Native American chef, Sean Sherman, visited my fair town several weeks ago to promote his book, “The Sioux Chef’s Indigenous Kitchen.” Given my interest in cooking and gathering wild edibles, I had to go. He spoke to a packed house along with his co-author, Beth Dooley, who is the food editor for the Minneapolis Star Tribune. The event was sponsored by Zenith Bookstore.

One of the first things Sherman did was to disabuse the audience of the notion that Native American cuisine involves any type of fry bread. He works with pre-colonization food made with ingredients the natives grew themselves or foraged. These are things like squash, wild rice, chestnuts, fish, berries, and cedar boughs.

Sherman talked about how natives used all parts of edible plants and animals and how every one of those things had a purpose, “Except for wood ticks. They don’t have a purpose,” he joked.

A member of the Sioux tribe, Sherman grew up in a hardscrabble life on the Pine Ridge Reservation in South Dakota.  He became interested in learning about the foods of his ancestors when he was twenty-nine and was burned out from working as an executive chef in Minneapolis.

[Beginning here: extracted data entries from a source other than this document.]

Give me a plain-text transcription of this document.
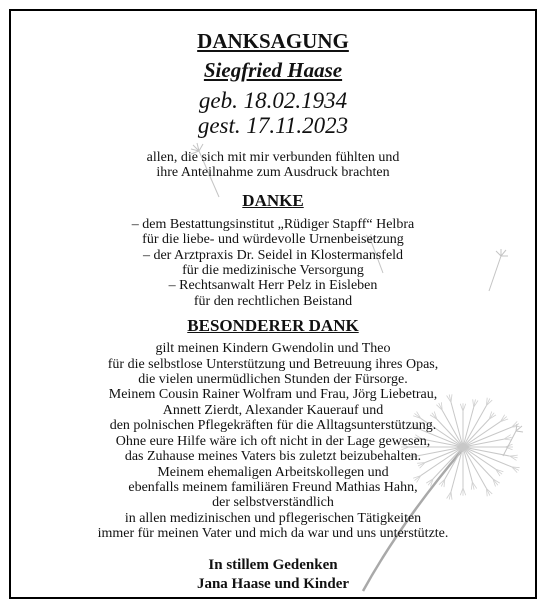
DANKSAGUNG
Siegfried Haase
geb. 18.02.1934
gest. 17.11.2023
allen, die sich mit mir verbunden fühlten und
ihre Anteilnahme zum Ausdruck brachten
DANKE
– dem Bestattungsinstitut „Rüdiger Stapff“ Helbra
für die liebe- und würdevolle Urnenbeisetzung
– der Arztpraxis Dr. Seidel in Klostermansfeld
für die medizinische Versorgung
– Rechtsanwalt Herr Pelz in Eisleben
für den rechtlichen Beistand
BESONDERER DANK
gilt meinen Kindern Gwendolin und Theo
für die selbstlose Unterstützung und Betreuung ihres Opas,
die vielen unermüdlichen Stunden der Fürsorge.
Meinem Cousin Rainer Wolfram und Frau, Jörg Liebetrau,
Annett Zierdt, Alexander Kauerauf und
den polnischen Pflegekräften für die Alltagsunterstützung.
Ohne eure Hilfe wäre ich oft nicht in der Lage gewesen,
das Zuhause meines Vaters bis zuletzt beizubehalten.
Meinem ehemaligen Arbeitskollegen und
ebenfalls meinem familiären Freund Mathias Hahn,
der selbstverständlich
in allen medizinischen und pflegerischen Tätigkeiten
immer für meinen Vater und mich da war und uns unterstützte.
In stillem Gedenken
Jana Haase und Kinder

He took a year off in Mexico and ended up consulting for a restaurant there that focused on local foods. In his book, Sherman writes, “In an epiphany, I tasted how food weaves people together, connects families through generations, is a life force of identity and social structure. After seeing how the Huicholes held on to so much of their pre-European culture through artwork and food, I recognized that I wanted to know my own food heritage. What did my ancestors eat before Europeans arrived on our lands?”

Re-energized, Sherman returned to the U.S. with a plan in mind. After a lot of research and consulting, he formed The Sioux Chef in 2014 in Minneapolis.  He worked with other indigenous team members to cater events, operate a food truck, host pop-up dinners, and soon they will open a restaurant.

Sherman’s vision for revitalizing indigenous foods reaches beyond the Midwest. He hopes to spread an indigenous food system model across the country, which involves providing education and tools to native communities to reclaim their ancestral cuisines and an important part of their cultures.

And why not? It’s a diet that is hyperlocal and uberhealthy in more ways than just the physical. At the end of his talk at Beaner’s Coffee House (thank you Beaner’s!), samples of cedar tea sweetened with maple syrup were passed around. Man, was that good!

As I drove home with his book on the car seat beside me, I was excited to learn more about Native American cuisine. I could still taste the tangy cedar and sweet syrup on my tongue. To me, it tasted like hope – hope that this movement will undo some of the damage to native cultures, and hope that it will interest more people in taking care of the natural world. You don’t pollute places where you gather your food. If we look on our whole landscape as a big grocery store, perhaps we will take better care of it.